If you only have raw positional data, you must apply a derivative operator such as extract_velocity_from_position before passing the data to this module.

Algorithm Details & Mathematics

The kinetic energy \(E_k\) of the full body is computed as the sum of translational kinetic energy over all constituent joints.
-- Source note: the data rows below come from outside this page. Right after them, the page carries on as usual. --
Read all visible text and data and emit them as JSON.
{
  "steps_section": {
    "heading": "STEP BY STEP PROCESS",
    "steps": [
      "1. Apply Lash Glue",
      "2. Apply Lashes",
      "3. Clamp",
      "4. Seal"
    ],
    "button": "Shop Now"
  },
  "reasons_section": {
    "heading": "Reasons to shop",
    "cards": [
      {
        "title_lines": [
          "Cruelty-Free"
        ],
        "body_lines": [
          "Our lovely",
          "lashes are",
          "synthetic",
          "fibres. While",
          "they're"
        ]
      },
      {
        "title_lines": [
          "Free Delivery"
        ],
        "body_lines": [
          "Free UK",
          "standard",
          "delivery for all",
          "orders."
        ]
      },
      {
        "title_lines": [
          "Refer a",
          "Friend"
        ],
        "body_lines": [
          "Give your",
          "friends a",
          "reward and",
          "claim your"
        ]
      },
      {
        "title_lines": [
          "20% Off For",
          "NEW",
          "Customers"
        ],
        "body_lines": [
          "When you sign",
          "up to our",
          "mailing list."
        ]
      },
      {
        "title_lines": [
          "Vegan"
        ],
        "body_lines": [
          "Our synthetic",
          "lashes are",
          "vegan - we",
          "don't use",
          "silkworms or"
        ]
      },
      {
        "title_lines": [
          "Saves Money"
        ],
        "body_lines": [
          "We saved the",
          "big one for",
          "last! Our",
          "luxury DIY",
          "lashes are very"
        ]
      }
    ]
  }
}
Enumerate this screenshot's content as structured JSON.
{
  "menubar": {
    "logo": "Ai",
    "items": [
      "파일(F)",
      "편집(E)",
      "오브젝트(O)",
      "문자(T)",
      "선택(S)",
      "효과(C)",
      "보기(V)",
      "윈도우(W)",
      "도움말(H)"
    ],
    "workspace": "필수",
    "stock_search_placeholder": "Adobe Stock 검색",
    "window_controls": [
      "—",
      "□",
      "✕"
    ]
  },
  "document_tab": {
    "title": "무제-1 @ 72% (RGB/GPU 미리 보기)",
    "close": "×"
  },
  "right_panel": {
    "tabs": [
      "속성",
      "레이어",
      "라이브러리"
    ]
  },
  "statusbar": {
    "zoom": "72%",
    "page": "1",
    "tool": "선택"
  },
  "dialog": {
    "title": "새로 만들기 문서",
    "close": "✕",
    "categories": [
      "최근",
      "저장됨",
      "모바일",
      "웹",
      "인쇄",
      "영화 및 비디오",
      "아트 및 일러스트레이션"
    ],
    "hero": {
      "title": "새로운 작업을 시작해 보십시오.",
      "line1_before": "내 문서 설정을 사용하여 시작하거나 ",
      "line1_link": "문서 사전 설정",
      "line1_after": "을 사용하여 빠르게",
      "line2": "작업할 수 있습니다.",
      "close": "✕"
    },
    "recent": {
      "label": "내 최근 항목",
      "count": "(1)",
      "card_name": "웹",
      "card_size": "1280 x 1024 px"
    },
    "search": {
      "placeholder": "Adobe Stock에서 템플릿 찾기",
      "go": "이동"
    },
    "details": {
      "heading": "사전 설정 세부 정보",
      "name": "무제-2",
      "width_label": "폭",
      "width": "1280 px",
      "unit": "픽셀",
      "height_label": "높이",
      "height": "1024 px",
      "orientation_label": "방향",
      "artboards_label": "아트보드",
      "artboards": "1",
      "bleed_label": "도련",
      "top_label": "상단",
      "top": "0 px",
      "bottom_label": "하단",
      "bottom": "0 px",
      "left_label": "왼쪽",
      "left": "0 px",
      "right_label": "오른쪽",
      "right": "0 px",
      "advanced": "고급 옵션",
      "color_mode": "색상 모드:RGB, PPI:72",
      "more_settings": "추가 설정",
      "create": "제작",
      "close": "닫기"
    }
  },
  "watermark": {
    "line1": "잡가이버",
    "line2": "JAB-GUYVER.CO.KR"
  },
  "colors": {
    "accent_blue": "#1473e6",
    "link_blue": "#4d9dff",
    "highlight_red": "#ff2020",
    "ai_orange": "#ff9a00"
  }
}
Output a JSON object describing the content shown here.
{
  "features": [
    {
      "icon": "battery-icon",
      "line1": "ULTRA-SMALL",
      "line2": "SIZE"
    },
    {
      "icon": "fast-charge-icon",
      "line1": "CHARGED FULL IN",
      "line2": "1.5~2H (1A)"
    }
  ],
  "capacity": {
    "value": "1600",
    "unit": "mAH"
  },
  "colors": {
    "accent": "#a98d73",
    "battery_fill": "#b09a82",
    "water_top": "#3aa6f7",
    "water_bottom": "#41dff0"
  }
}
\[ E_k = \frac{1}{2} \cdot \sum_{i=1}^{N} w_i \cdot \|v_i\|^2 \]

where:

  • \(w_i\) is the configured weight (mass multiplier) of the \(i\)-th joint.
  • \(N\) is the total number of joints.
  • \(v_i\) is the velocity vector of the \(i\)-th joint supplied in the input frame.

The algorithm returns:

  1. total_energy: The scalar sum \(E_k\).
  2. component_energy: Energy isolated by orthogonal vectors (e.g., separating \(v_x^2\) from \(v_y^2\)).
  3. joints: Independent kinetic energy breakdowns for every single tracked joint.

References


  1. Glowinski, D., Dael, N., Camurri, A., Volpe, G., Mortillaro, M., & Scherer, K. (2011). Toward a minimal representation of affective gestures. IEEE Transactions on Affective Computing, 2(2), 106-118. 

  2. Camurri, A., Lagerlöf, I., & Volpe, G. (2003). Recognizing emotion from dance movement: comparison of spectator recognition and automated techniques. International journal of human-computer studies, 59(1-2), 213-225.